The Pirates, who dropped their season opener, 3-1, to Chaffey on Friday, solidified things defensively in their second contest, in which OCC managed just one shot on goal.
Sophomore goalkeeper Ryan Brown made eight saves, including six in the second half, to preserve the hosts’ first clean sheet of the campaign.
And the back line of sophomore center defenders Ty O’Connor and Mathew Ellis, as well as freshman outside backs Ervin Herrera and Taylor Kane, helped keep the Roadrunners (4-0-2) off the scoreboard for the first time all season.
Herrera played at Estancia High.
“We’ve definitely been giving up too many goals, so it was good that we got the shutout today,” OCC Assistant Coach Glenn Strachan said. “We were way better defensively and Ryan made some big-time saves for us. I thought everybody in the back was good, though [O’Connor] stood out.”
Brown seemed to be in the right place all afternoon, making a handful of stops on close-range shots by a Rio Hondo team that had scored 17 times in its first five games.

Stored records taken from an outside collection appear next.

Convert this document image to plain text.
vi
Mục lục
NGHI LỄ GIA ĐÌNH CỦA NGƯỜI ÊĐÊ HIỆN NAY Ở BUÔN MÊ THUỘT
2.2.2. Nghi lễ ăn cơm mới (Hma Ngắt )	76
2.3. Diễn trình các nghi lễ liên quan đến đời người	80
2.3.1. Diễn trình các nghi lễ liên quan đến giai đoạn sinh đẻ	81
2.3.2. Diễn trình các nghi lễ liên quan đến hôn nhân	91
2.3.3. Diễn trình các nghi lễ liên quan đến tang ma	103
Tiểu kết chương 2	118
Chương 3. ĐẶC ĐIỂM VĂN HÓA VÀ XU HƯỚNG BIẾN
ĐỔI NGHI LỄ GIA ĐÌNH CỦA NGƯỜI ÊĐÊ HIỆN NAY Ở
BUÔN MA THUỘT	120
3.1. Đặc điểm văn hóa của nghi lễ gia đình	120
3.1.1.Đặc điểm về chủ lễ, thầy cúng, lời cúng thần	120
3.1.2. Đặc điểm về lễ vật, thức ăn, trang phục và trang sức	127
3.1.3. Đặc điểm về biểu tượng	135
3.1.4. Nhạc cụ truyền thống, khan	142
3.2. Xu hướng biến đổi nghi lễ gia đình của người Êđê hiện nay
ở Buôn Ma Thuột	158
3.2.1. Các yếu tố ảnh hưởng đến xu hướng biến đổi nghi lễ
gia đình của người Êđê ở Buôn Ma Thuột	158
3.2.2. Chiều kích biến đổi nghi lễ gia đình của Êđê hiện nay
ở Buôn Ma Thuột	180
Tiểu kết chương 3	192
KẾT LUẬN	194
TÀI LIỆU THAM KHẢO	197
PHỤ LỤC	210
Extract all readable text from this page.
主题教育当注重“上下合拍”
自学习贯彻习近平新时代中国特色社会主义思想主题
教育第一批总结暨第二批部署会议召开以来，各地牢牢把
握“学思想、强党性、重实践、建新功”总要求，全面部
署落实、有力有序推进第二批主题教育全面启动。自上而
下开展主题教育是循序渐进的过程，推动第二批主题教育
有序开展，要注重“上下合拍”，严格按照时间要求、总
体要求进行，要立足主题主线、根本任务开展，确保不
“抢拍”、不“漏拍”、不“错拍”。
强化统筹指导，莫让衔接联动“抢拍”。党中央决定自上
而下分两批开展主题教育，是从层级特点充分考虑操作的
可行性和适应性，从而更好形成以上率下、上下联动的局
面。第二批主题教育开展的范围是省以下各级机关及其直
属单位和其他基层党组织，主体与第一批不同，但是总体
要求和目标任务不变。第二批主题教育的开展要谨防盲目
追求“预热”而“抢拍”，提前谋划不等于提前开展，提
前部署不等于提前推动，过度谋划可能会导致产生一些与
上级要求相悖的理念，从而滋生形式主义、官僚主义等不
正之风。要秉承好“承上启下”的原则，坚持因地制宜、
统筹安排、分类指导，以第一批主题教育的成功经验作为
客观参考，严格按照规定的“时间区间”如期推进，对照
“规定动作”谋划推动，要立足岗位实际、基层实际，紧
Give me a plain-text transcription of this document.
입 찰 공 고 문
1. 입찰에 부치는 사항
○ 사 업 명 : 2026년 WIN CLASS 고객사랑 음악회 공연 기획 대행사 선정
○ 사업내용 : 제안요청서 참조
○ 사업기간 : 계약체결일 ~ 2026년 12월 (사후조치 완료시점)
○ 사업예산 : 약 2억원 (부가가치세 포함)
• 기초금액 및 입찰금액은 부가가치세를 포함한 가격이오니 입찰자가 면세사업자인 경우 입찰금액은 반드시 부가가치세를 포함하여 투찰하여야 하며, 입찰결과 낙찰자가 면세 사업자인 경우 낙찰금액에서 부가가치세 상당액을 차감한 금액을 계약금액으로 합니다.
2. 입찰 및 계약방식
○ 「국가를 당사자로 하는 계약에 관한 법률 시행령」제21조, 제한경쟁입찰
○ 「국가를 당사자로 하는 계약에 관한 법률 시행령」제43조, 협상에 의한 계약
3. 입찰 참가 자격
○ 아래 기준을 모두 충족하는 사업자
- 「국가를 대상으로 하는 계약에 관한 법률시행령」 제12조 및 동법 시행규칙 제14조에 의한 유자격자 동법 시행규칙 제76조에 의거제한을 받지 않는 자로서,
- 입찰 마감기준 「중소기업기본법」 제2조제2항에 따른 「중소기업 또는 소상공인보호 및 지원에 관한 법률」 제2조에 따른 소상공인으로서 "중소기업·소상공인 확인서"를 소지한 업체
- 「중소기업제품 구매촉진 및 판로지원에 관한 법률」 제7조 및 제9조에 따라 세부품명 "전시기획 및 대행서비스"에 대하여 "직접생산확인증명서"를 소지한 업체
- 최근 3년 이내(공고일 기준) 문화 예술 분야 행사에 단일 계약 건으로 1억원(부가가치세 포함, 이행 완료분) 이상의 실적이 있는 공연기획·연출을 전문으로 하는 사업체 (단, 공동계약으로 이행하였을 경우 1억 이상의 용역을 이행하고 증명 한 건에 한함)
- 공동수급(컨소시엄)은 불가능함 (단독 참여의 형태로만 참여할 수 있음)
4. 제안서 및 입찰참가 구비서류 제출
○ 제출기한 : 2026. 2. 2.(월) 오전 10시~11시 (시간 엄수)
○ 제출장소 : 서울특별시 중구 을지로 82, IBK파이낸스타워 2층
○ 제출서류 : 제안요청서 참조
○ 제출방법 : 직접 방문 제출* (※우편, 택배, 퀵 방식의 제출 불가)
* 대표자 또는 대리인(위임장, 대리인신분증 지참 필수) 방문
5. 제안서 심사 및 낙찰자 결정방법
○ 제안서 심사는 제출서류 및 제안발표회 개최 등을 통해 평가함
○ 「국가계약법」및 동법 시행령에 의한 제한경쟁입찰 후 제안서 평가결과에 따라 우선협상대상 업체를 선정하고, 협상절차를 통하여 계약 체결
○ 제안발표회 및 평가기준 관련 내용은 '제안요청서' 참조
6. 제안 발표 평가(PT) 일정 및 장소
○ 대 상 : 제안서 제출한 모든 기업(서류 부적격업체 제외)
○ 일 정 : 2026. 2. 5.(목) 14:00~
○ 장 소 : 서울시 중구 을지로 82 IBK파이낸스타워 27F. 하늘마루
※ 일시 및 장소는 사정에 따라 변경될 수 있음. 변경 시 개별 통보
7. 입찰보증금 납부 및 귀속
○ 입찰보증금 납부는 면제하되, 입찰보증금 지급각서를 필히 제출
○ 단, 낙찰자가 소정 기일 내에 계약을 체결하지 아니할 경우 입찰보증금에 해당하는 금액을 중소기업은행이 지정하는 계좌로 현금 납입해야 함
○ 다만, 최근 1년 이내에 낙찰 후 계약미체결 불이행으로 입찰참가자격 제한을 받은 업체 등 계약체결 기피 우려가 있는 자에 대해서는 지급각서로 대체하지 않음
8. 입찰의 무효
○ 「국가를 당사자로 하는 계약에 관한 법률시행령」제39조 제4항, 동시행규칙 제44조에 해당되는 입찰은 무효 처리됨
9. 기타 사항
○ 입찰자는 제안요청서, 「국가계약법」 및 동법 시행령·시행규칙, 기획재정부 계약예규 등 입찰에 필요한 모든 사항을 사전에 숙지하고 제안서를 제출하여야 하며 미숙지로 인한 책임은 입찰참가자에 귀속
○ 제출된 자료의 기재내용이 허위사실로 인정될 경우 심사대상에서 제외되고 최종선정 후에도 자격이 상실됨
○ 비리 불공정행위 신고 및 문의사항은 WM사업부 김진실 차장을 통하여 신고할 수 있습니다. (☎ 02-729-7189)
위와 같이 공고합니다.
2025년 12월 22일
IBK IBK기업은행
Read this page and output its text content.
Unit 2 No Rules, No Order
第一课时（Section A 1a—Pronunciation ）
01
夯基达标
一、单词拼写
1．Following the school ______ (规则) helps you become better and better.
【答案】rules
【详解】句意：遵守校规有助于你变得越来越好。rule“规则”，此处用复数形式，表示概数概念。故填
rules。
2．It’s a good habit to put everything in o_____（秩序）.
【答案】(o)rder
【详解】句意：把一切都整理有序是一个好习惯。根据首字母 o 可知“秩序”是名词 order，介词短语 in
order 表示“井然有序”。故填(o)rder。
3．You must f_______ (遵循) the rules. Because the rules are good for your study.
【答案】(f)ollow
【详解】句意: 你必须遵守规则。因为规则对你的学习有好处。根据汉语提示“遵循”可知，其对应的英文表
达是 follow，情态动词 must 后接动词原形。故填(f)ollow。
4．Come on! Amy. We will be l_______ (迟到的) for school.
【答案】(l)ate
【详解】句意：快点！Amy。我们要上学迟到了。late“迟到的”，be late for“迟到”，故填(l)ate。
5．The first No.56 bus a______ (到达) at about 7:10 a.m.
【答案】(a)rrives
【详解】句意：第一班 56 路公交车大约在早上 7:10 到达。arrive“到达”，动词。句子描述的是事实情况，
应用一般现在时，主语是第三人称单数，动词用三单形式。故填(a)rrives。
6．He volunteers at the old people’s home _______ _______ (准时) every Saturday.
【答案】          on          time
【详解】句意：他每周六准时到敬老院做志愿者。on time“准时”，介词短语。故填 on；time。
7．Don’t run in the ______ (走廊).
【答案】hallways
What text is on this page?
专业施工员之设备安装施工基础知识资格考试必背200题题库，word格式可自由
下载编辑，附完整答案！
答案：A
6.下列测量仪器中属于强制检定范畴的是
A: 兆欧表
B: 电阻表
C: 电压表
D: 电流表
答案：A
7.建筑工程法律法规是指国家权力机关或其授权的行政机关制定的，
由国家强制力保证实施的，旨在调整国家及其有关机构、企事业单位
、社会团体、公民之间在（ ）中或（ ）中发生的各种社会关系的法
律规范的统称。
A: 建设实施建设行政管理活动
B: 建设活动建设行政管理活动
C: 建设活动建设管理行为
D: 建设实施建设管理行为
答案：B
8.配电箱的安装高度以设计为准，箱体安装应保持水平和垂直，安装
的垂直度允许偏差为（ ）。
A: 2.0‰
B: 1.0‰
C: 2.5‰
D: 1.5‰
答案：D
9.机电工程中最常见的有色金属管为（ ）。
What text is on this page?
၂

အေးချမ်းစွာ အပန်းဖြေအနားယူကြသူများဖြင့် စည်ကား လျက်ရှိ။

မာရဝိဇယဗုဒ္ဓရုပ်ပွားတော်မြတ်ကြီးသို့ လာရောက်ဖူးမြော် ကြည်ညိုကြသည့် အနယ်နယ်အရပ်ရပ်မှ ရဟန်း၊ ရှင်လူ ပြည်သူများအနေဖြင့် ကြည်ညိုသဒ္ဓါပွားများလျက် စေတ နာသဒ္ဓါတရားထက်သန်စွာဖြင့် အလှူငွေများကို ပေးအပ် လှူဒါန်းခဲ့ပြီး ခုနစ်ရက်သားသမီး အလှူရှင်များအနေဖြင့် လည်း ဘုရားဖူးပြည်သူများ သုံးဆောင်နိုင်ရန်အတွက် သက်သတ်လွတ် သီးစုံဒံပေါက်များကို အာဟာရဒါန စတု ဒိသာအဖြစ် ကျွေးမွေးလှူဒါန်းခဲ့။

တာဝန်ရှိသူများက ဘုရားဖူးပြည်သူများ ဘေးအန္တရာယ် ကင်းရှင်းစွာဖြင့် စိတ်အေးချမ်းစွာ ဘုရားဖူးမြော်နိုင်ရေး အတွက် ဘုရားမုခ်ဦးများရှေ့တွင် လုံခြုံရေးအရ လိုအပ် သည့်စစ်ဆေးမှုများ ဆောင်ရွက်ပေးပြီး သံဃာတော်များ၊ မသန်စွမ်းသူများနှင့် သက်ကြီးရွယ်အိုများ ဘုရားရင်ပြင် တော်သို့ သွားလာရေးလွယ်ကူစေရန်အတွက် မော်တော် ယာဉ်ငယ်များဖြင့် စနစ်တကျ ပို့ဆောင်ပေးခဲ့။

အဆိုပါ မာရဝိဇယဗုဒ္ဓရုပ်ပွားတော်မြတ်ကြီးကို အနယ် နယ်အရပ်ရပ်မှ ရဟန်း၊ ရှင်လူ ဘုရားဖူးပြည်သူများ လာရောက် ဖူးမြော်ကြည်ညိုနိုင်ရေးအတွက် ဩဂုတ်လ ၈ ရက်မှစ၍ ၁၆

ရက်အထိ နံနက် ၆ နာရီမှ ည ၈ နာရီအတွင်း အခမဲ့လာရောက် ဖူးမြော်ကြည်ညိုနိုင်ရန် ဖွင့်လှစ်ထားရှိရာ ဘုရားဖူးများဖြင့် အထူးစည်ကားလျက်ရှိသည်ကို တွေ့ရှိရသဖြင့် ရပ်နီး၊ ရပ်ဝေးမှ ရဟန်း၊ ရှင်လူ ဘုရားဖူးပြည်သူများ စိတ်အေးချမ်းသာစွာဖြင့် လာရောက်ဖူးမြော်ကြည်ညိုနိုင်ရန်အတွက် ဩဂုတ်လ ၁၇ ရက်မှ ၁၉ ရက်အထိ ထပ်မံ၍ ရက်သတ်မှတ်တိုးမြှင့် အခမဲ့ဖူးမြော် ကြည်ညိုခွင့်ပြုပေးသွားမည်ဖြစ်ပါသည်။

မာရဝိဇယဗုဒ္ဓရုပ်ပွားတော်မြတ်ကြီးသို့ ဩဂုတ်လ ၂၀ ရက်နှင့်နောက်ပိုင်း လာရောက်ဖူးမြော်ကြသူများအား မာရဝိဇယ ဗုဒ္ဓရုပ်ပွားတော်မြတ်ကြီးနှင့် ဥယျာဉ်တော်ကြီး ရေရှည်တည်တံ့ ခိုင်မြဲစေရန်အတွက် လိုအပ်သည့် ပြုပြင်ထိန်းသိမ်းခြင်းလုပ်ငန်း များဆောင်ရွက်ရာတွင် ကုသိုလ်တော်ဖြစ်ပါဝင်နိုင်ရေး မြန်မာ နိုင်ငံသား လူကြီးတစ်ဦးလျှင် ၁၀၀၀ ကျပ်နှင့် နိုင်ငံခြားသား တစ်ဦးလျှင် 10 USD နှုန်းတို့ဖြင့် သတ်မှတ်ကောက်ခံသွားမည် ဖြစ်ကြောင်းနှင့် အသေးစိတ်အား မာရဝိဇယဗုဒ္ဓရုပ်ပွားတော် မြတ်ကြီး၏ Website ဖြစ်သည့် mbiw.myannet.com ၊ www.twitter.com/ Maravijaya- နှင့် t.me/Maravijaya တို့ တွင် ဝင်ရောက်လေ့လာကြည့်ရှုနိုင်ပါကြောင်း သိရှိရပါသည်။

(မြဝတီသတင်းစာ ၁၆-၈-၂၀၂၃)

“I think we absolutely learned a lot today,” Brown said. “I think offensively, we still have to fix a few things. We didn’t play our best today, but I think we can learn a lot just by getting these results, which we feel are negative. I think it’s actually a good thing that we’re learning from these negative results, so we can end up making it a positive.”
There is a lot of positivity around this OCC team, which Strachan and Brown said represents a strong collection of individual skill.
“It’s a very talented team that has the makings to be good,” Strachan said. “We just need to put it all together.”
Putting things together offensively proved challenging for the Pirates, who had just one of its five shots after halftime.
The best scoring chance for the hosts (0-1-1) came in the 31st minute, when freshman forward Peter Marquez, a Costa Mesa High product, went parallel to the turf to head a cross off the crossbar from about 15 yards out.
OCC sophomore forward Curtis Taniguchi’s blast from the top of the box was deflected wide in the final moments.
“We have to clean things up, offensively,” Strachan said. “But we were way better defensively [than Friday] and we gave [the Roadrunners] a run for their money. I don’t think we were at our best and yet I think we played a pretty good team that hasn’t lost, to a scoreless tie.”
Brown, a captain, contributes more that just stopping shots. He barked out direction to his teammates to orchestrate the defense, as well as some offensive flow during the contest.
“I just try to bail out the defense as much as I can by using my feet and coming out with my hands,” Brown said. “I try to organize the defense as much as I can so the other team can’t break though us easily. I think I made an adjustment [from Friday] by talking more today and keeping us organized.
“Today was all about positioning for me. I never had to make that big-time save, but I think it was a matter of me shuffling to the right spot and getting in position to be there for the save.”
OCC will attempt to position itself for its first win on Tuesday, when it plays host to Long Beach at 7 p.m.